Understanding the Taxability of S Corp Distributions
An S corporation generally escapes corporate income taxes. It passes items of income, credits, and deductions through to its shareholders, who will in turn pay taxes on them at an individual level. The way S corp distributions are made depends on the shareholders' basis in their stocks, as well as the company's earnings and profits, and accumulated adjustment account. A distribution from earnings and profits is regarded as a dividend. Under Section 1368, a distribution of property or cash in an S corporation may result in three possible tax outcomes for the recipient shareholder:
- A taxable dividend.
- A gain from selling the stock, which is usually a capital gain.
- These options become non-mutually exclusive, whereby one distribution may lead to two or three different outcomes.
In order to determine the taxability of an S corp's distributions, it is essential to understand the interrelationship between stock basis, previously-taxed income, earnings and profits, and the accumulated adjustments account. Inability to do so can add unnecessary complication to the process and possibly result in an incorrect conclusion.
Rules for Taxes on S Corp Distributions
The regulations vary depending on whether an S corporation possesses accumulated earnings and profits. It is necessary to identify whether an S corporation has accumulated earnings and profits in the year of distribution when determining the taxability of its distributions.
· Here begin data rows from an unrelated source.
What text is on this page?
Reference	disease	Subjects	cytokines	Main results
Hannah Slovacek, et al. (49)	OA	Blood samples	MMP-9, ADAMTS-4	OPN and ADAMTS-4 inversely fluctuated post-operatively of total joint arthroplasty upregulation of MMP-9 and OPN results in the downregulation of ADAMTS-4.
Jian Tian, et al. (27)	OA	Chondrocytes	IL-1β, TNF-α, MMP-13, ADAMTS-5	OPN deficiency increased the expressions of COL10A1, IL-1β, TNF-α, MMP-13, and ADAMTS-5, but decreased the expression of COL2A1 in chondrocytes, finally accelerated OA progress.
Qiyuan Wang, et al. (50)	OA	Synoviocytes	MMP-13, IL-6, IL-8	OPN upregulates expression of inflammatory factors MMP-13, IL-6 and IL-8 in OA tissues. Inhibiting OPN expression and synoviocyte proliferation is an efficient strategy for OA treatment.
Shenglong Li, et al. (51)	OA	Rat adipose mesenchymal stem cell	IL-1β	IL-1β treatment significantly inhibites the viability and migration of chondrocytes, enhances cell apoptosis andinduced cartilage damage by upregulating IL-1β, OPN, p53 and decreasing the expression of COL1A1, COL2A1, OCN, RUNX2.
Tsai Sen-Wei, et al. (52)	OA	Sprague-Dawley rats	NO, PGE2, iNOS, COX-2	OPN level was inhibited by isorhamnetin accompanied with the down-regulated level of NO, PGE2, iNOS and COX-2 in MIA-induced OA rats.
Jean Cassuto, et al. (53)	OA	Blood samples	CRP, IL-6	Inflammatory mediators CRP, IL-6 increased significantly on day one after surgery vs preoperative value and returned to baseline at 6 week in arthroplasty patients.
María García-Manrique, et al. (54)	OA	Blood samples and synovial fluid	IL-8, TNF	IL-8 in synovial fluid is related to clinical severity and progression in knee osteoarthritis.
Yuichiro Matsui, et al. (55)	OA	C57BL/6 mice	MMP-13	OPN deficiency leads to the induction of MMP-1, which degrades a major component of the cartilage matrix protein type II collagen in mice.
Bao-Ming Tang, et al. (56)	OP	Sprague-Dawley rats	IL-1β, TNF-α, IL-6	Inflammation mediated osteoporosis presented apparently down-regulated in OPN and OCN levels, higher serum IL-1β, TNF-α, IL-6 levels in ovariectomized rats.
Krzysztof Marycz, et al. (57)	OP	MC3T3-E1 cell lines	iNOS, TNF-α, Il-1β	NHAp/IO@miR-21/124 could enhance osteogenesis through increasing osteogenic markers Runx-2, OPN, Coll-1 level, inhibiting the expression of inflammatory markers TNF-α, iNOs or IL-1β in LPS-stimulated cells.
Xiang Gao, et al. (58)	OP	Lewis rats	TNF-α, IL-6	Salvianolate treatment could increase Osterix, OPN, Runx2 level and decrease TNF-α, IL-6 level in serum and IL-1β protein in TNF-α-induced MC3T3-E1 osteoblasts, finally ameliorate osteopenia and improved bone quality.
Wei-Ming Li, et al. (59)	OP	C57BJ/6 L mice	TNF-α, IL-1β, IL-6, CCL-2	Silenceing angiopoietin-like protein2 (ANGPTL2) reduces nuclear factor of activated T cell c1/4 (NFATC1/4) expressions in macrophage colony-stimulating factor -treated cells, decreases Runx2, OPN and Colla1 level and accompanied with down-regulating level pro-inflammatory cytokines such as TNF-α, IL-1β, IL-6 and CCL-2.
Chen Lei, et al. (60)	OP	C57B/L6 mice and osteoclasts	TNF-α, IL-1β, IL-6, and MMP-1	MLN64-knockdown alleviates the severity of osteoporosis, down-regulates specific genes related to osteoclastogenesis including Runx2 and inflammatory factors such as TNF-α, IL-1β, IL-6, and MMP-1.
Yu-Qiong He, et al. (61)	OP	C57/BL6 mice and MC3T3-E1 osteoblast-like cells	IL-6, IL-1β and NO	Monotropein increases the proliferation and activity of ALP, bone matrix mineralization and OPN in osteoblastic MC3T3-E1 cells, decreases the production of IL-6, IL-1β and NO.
An S corp can only have earnings and profits if it was once a C corp or gained a C corp's assets in a transaction under Section 381.
Taxability of Distributions From an S Corp Without Accumulated Earnings and Profits
According to Section 1.1368-1(c), a two-tier approach has to be used to tax a distribution from an S corp without accumulated earnings and profits. Firstly, the distribution is regarded as a tax-free reduction in the stock basis of the shareholder. Secondly, a distribution that exceeds the stock basis of the shareholder will be regarded as gain from selling or exchanging the underlying stock. In an S corporation without accumulated earnings and profits, the accumulated adjustments account is totally irrelevant in the determination of the taxability of distributions. Instead, the stock basis of the shareholder is the only attribute of consequence.
Understanding Stock Basis in an S Corp
Basis refers to the amount that the owner of a property has invested in the property. At the beginning of the investment, it is the cost of the property. However, in an S corporation, basis can change as the investment of a shareholder changes. Annual earnings, loans, and distributions can all have an impact on the basis of an S corp shareholder.
It is important to correctly calculate the basis of a shareholder because it determines the amount that he or she can receive or withdraw from the S corp without realizing gain or income. Adjustments of basis should be done at the end of every taxable year. They should take into account earnings, distributions, deductions, and losses in the correct order.
The IRS specifically states that an S corporation must reasonably compensate a shareholder employee for the services that he or she provides for the company before non-wage distributions are made to him or her. S corp shareholders are required to take wages on the W-2 with proper withholding for taxes on Social Security and Medicare before taking distributions. The IRS has the right to reassign distributions as salaries, making them subject to employment taxes.
Shareholders of an S corporation need to know the consequences of taking excess distributions. Distributions that exceed the stock basis will be generally taxed as long-term capital gains on the personal tax returns of shareholders. Currently, the rate for long-term capital gains is 15 percent.